The Monetary Policy and Financial Stability Committee of Norges Bank decided to hike the policy rate to 3.75 percent from 3.25 percent. Economists were looking for a quarter-point raise.
The previous change was in May, when the rate was increased by 25 basis points.
Policymakers assessed that a higher policy rate than previously signaled is needed to bring inflation down to target.
“If we do not raise the policy rate, prices and wages could continue to rise rapidly and inflation become entrenched,” Governor Ida Wolden Bache said.
“It may then become more costly to bring inflation down again,” Bache added.

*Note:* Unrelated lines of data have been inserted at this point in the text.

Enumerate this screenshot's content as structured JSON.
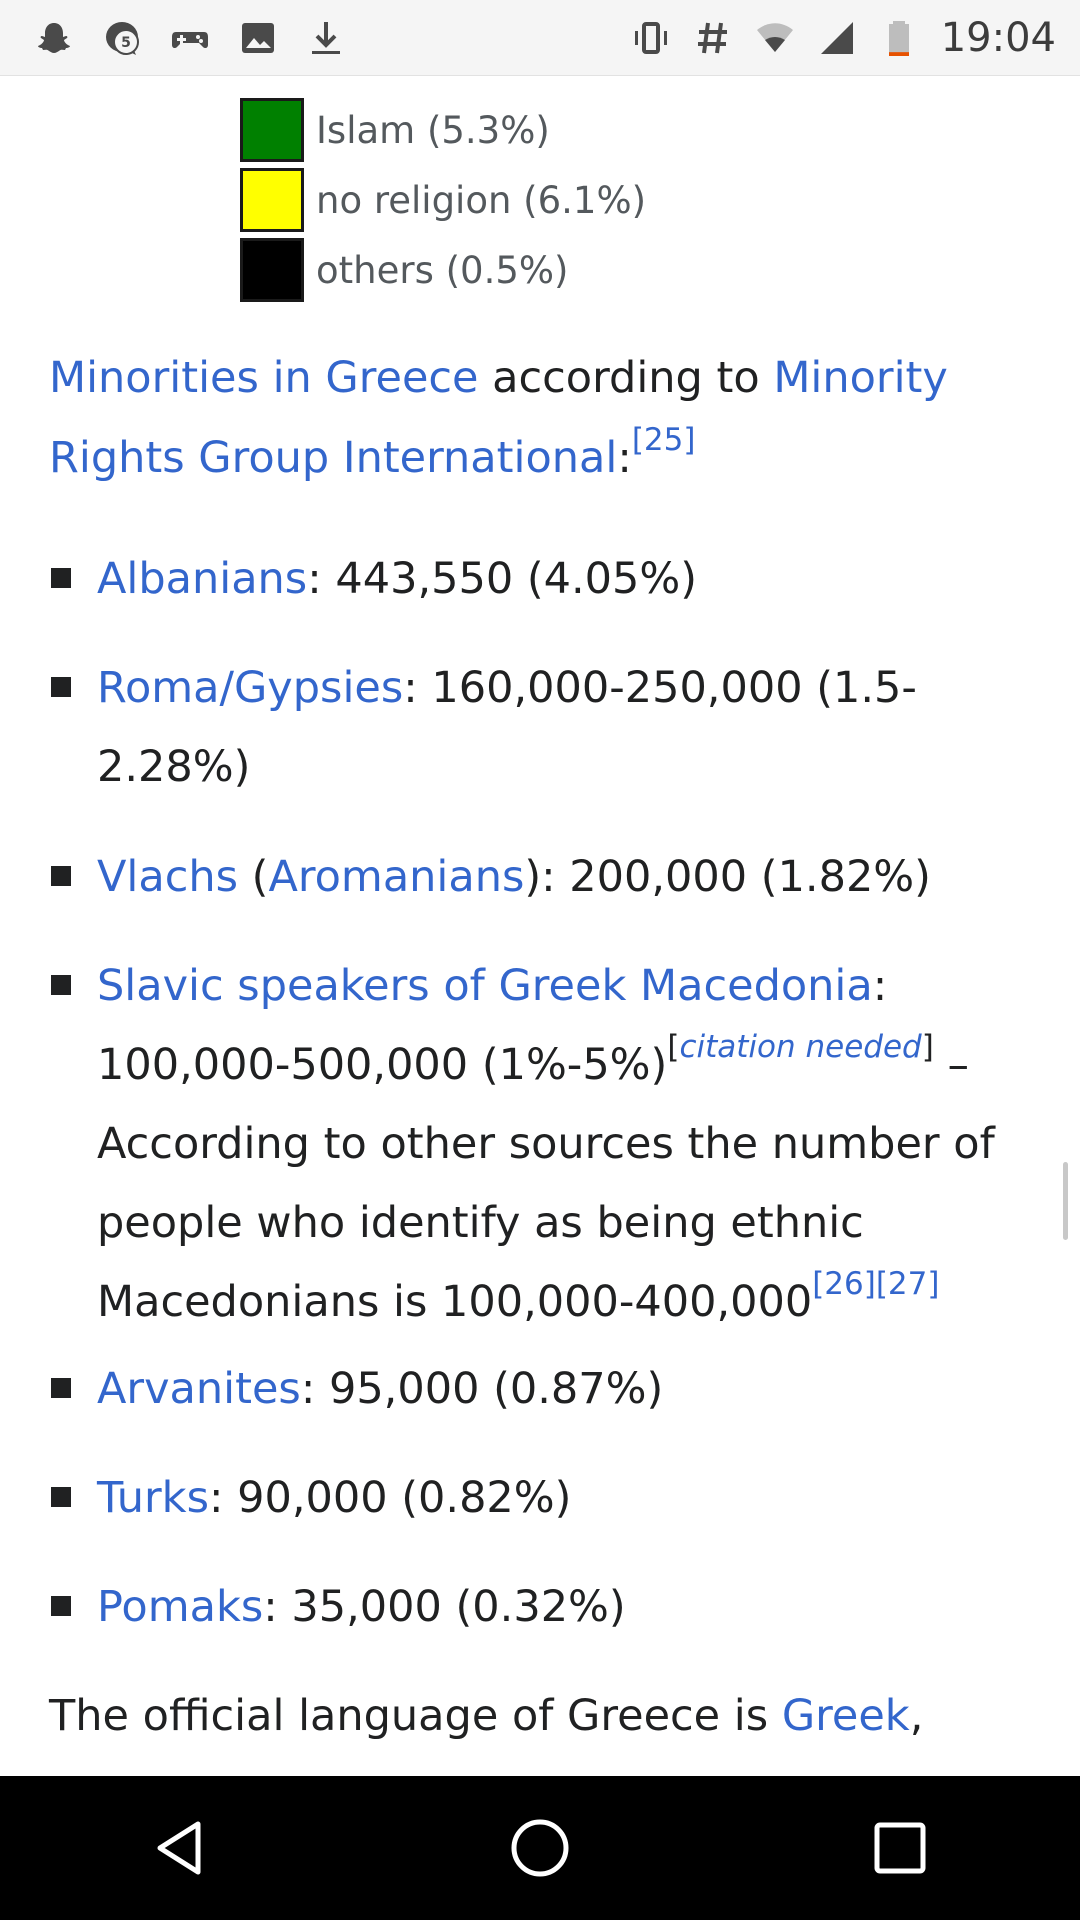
{
  "status_bar": {
    "time": "19:04",
    "notification_badge": "5",
    "left_icons": [
      "snapchat-icon",
      "chat-bubble-icon",
      "gamepad-icon",
      "image-icon",
      "download-icon"
    ],
    "right_icons": [
      "vibrate-icon",
      "hash-icon",
      "wifi-icon",
      "cellular-signal-icon",
      "battery-icon"
    ],
    "battery_level": 0.12,
    "battery_color": "#e65100"
  },
  "legend": {
    "items": [
      {
        "label": "Islam (5.3%)",
        "color": "#008000"
      },
      {
        "label": "no religion (6.1%)",
        "color": "#ffff00"
      },
      {
        "label": "others (0.5%)",
        "color": "#000000"
      }
    ]
  },
  "intro": {
    "link1": "Minorities in Greece",
    "text1": " according to ",
    "link2": "Minority Rights Group International",
    "text2": ":",
    "ref": "[25]"
  },
  "minorities": [
    {
      "link": "Albanians",
      "text": ": 443,550 (4.05%)"
    },
    {
      "link": "Roma/Gypsies",
      "text": ": 160,000-250,000 (1.5-2.28%)"
    },
    {
      "link": "Vlachs",
      "text_a": " (",
      "link2": "Aromanians",
      "text": "): 200,000 (1.82%)"
    },
    {
      "link": "Slavic speakers of Greek Macedonia",
      "text": ": 100,000-500,000 (1%-5%)",
      "cite_open": "[",
      "cite_needed": "citation needed",
      "cite_close": "]",
      "text_b": " – According to other sources the number of people who identify as being ethnic Macedonians is 100,000-400,000",
      "refs": "[26][27]"
    },
    {
      "link": "Arvanites",
      "text": ": 95,000 (0.87%)"
    },
    {
      "link": "Turks",
      "text": ": 90,000 (0.82%)"
    },
    {
      "link": "Pomaks",
      "text": ": 35,000 (0.32%)"
    }
  ],
  "outro": {
    "text": "The official language of Greece is ",
    "link": "Greek",
    "text_end": ","
  },
  "nav_bar": {
    "buttons": [
      "back-icon",
      "home-icon",
      "recents-icon"
    ]
  }
}
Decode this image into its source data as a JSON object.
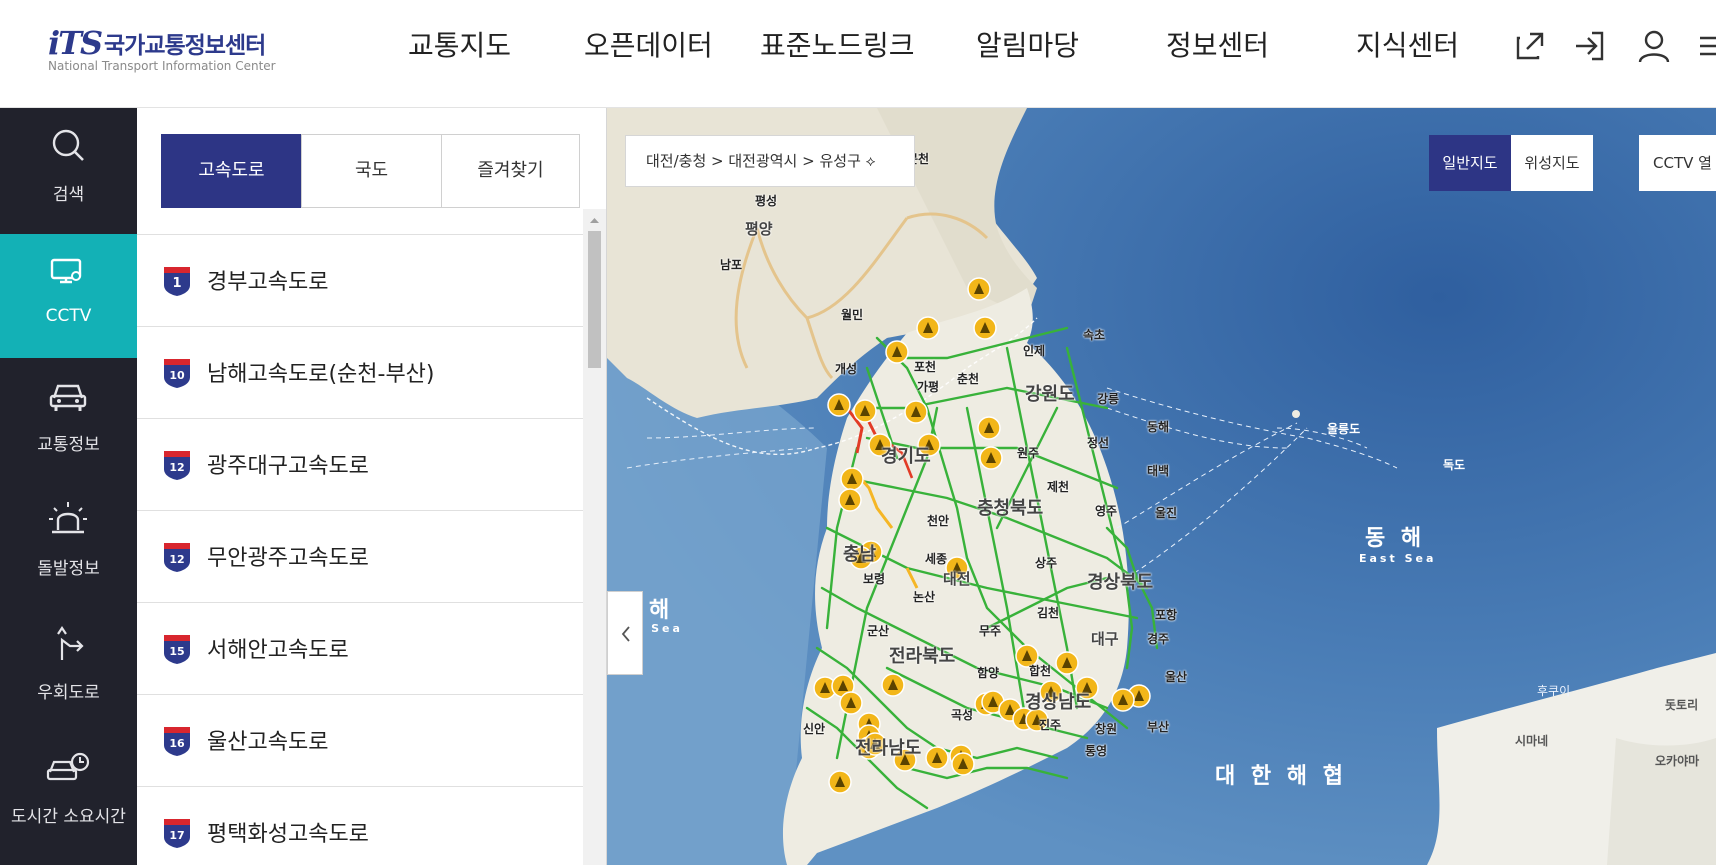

The governor said the future interest rate path depends on economic developments. The policy rate forecast was revised up since the March meeting with the rate projected to rise to 4.25 percent in the course of autumn.
The newly forecasted peak rate of 4.25 percent will be hit by the end of the third quarter, ING economists said. This will put the Norwegian krone in a stronger position, especially against its closest peer Swedish krona.
There is a good chance that the central bank will hike the rate by 50 basis points again at the next meeting in August, Capital Economics’ economist Jack Allen-Reynolds said.
The currency is likely to see a renewed depreciation in the coming months as economic growth remains weak or slows in most advanced economies, weighing on investor risk appetite and taking a toll on high-beta currencies like the krone, the economist noted.